Other works include "The Further Adventures of Hedda Gabler," playwright Jeff Whitty's take on what happens when Ibsen's title character wakes after shooting herself and accepts this chance at a new life, which Rauch also directed, the Wild West adaptation of "Comedy of Errors," and a visually startling version of "Othello."
They reflect Rauch's attempt to attract a younger, more diverse audience - a problem with which the festival has struggled for years, though it has never had trouble filling its seats to near capacity.
"It was time for new thoughts, new ideas, new initiatives, and that is certainly happening with Bill," said Paul Nicholson, the festival's executive director. Playgoers are resoundingly positively, and tickets are selling at 90 per cent of capacity, he said.
Rauch's background seems tailor-made for the job. After graduating from Harvard University, he and classmate Alison Carey founded Cornerstone Theater Company. The troupe travelled the country, casting local residents in small towns to act in classic plays, before settling in Los Angeles.
"My friends in school and I had read a damning statistic, that only two per cent of American people went to professional theatre on a regular basis," said Rauch. "We thought if we were to go off and have successful careers, to wake up 40 or 50 years later and realize we had only performed for two per cent of our fellow citizens seemed inadequate to us."
The project became a kind of proletarian "let's put on a show in the old barn" theatre company engaging with conservative rural America.
In 1988, they did Bertolt Brecht's "Good Person of Sichuan" in Long Creek, a tiny cow town in the Eastern Oregon outback. The cast was a mix of professional actors and local folks. The play - changed to "Good Person of Long Creek" - was set in Long Creek, with characters carrying local names. The theatre was a cattle auction barn, dressing rooms were in a tent and outhouses served as restrooms.

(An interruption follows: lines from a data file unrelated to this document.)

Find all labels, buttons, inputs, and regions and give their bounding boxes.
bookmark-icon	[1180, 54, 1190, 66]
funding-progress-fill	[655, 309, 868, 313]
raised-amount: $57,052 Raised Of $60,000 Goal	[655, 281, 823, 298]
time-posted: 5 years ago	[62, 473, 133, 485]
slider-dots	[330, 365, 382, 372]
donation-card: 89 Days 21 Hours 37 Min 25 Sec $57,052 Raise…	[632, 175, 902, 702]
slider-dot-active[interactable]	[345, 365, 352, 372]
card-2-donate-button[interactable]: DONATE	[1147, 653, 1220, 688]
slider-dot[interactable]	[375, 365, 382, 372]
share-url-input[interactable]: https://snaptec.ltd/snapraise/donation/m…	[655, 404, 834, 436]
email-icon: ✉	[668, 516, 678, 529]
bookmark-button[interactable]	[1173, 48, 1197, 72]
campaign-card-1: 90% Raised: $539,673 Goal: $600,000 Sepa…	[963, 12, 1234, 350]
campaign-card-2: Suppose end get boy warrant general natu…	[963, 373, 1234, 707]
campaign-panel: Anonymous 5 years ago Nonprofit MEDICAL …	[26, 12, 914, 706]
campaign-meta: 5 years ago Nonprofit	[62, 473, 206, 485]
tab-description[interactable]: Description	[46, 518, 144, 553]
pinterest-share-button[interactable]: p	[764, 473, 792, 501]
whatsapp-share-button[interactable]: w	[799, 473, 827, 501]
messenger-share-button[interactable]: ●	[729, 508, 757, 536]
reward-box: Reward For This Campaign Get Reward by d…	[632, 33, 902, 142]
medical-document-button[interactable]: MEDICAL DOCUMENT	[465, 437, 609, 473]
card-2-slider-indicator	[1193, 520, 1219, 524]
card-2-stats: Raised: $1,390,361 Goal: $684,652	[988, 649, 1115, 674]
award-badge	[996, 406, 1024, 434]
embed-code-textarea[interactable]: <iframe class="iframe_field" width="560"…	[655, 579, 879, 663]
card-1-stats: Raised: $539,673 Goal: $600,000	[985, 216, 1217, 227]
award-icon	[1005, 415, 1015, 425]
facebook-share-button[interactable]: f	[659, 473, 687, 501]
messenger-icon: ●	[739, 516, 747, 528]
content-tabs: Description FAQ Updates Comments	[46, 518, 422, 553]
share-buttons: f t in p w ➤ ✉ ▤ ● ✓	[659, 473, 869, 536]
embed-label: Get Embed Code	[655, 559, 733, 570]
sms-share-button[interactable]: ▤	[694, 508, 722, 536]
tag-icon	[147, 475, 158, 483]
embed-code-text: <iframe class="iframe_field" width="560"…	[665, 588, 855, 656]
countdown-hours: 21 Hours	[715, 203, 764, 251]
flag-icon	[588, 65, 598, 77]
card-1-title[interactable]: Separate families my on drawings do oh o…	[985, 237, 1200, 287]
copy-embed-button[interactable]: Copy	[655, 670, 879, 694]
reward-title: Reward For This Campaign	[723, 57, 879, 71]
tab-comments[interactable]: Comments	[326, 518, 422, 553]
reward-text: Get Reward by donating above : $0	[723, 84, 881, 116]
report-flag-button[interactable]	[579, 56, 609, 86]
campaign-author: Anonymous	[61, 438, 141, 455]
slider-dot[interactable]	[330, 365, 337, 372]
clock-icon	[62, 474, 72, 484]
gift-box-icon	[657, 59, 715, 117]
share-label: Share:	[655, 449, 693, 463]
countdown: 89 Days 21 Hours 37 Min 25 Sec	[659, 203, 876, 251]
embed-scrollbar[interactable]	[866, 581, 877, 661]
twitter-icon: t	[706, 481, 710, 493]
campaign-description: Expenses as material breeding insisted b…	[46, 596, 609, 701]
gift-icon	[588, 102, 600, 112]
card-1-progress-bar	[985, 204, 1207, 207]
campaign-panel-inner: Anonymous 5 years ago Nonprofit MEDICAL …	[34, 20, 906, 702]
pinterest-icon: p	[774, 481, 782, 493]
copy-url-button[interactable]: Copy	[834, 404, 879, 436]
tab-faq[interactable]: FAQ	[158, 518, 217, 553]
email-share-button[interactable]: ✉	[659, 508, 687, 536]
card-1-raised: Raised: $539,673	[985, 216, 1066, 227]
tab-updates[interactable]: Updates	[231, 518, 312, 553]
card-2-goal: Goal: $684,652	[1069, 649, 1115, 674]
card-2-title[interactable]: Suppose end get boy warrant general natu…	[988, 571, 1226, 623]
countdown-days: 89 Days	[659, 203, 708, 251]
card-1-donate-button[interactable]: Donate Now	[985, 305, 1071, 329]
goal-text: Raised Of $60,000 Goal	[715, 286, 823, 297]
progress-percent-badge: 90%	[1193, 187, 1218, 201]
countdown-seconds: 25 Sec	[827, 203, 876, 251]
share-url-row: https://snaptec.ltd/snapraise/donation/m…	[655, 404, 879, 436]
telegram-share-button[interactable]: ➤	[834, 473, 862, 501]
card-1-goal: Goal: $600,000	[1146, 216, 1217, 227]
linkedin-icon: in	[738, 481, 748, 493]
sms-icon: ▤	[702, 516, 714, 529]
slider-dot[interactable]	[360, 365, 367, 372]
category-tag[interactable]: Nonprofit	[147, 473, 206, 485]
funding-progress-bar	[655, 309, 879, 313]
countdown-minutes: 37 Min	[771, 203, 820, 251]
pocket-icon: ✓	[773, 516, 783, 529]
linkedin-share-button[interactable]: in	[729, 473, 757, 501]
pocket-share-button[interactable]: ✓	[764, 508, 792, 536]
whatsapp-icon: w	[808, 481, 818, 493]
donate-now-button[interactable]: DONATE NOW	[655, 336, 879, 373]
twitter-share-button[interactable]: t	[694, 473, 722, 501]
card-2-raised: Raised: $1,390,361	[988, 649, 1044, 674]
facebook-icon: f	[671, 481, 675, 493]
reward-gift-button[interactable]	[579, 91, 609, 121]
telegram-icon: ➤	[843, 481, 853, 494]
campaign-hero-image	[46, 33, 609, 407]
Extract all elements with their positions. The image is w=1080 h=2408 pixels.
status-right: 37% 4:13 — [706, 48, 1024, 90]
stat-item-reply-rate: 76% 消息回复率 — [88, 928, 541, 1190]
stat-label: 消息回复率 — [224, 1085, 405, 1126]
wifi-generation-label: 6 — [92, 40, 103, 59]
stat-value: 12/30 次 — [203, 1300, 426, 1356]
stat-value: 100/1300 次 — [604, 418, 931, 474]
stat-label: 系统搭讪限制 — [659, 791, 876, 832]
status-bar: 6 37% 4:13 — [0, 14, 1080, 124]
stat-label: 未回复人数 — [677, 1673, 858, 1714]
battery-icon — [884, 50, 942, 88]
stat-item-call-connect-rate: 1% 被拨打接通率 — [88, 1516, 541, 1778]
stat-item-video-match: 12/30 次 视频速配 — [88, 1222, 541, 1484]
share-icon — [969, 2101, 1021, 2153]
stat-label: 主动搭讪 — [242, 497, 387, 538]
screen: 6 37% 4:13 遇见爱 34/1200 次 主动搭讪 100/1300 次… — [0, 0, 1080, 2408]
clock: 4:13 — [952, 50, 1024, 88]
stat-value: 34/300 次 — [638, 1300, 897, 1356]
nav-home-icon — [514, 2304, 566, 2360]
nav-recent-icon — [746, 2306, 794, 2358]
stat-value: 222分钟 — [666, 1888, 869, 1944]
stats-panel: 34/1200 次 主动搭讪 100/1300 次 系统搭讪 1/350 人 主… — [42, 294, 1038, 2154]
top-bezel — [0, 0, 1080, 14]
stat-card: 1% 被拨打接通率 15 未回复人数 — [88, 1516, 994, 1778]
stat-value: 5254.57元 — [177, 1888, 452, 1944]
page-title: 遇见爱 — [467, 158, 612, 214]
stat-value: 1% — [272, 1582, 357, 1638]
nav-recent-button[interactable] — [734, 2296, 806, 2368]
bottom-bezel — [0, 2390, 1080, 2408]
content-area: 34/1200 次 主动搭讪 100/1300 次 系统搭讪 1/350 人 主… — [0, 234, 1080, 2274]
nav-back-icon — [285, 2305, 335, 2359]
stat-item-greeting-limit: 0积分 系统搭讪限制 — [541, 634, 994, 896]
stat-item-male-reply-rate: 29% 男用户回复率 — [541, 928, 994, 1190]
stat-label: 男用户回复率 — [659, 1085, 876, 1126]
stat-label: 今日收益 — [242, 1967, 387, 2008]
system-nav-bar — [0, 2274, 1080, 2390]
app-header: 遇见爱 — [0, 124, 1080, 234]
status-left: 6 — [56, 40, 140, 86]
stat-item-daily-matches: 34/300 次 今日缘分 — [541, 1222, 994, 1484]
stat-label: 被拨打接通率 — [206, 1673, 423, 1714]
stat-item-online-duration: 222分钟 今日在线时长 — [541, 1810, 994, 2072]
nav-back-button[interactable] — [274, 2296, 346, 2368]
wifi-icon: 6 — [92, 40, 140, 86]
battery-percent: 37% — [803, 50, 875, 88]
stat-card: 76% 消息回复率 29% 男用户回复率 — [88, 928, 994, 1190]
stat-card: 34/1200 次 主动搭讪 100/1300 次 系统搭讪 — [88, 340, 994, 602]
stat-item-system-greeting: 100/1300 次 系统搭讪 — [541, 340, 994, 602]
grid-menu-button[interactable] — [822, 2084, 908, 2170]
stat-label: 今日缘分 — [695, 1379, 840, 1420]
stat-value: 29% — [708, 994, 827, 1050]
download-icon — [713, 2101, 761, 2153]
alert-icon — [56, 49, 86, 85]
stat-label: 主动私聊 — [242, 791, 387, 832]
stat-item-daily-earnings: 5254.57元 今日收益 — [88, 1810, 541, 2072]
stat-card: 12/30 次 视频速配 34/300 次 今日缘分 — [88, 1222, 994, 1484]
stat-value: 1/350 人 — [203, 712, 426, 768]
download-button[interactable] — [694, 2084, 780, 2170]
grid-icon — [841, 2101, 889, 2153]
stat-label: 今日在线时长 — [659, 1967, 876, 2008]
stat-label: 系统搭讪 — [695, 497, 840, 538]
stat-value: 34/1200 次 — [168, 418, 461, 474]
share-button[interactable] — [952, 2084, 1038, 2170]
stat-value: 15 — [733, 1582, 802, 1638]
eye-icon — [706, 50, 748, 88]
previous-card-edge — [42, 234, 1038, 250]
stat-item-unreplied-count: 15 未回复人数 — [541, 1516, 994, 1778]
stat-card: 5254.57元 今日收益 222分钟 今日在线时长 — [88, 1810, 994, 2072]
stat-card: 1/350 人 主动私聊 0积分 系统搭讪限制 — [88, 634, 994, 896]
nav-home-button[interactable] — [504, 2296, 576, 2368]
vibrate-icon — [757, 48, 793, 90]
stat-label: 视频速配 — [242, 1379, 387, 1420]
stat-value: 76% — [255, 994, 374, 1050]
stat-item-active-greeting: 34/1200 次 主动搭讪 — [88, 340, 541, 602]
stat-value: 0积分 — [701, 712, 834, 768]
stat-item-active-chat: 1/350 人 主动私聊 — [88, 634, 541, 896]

On the way there, Rauch got his first look at the Oregon Shakespeare Festival when they stopped off to see a college buddy in "Twelfth Night." A few years later, he was invited by Appel to direct a play in the New Theatre, the festival's showcase for avant-garde productions.
As part of the long-range planning effort, the festival is raising the profile of new play development - a difficult balancing act as research has shown young playgoers are more interested in Shakespeare than new plays, Nicholson added.
That job goes to Carey, who is overseeing the "American Revolutions: American History Cycle" series, new plays based on American history that are expected to start hitting the stage in 2010 with funding from the Collins Foundation and Microsoft founder Paul Allen.
"Shakespeare's history cycle looked at the great anxiety of his age, which was who was going to replace the childless monarch, Elizabeth," said Rauch. "He chose to address that anxiety by dramatizing stories from his country's past. That felt absolutely right."
Carey said they hope the plays will help Americans think about their own history and future.
"The goal is to establish a shared vocabulary of what the United States is, and also look back and learn the paths that led to our future," she said.
Though festival research shows young people are most interested in seeing Shakespeare, rather than new plays, the history cycle still has a great potential to bring new people in.
Rauch's 20 years with Cornerstone taught him people could change in ways they never believed possible.
"And I really believe in the power of art to change people's lives," he said.
"It seems to me that it is very naive to think that as an artist I change the world in this specific way by doing this piece of art. But it is equally or even more naive and certainly destructive if you don't recognize the art you create does in fact change the world.
"You just can't dictate how it changes the world."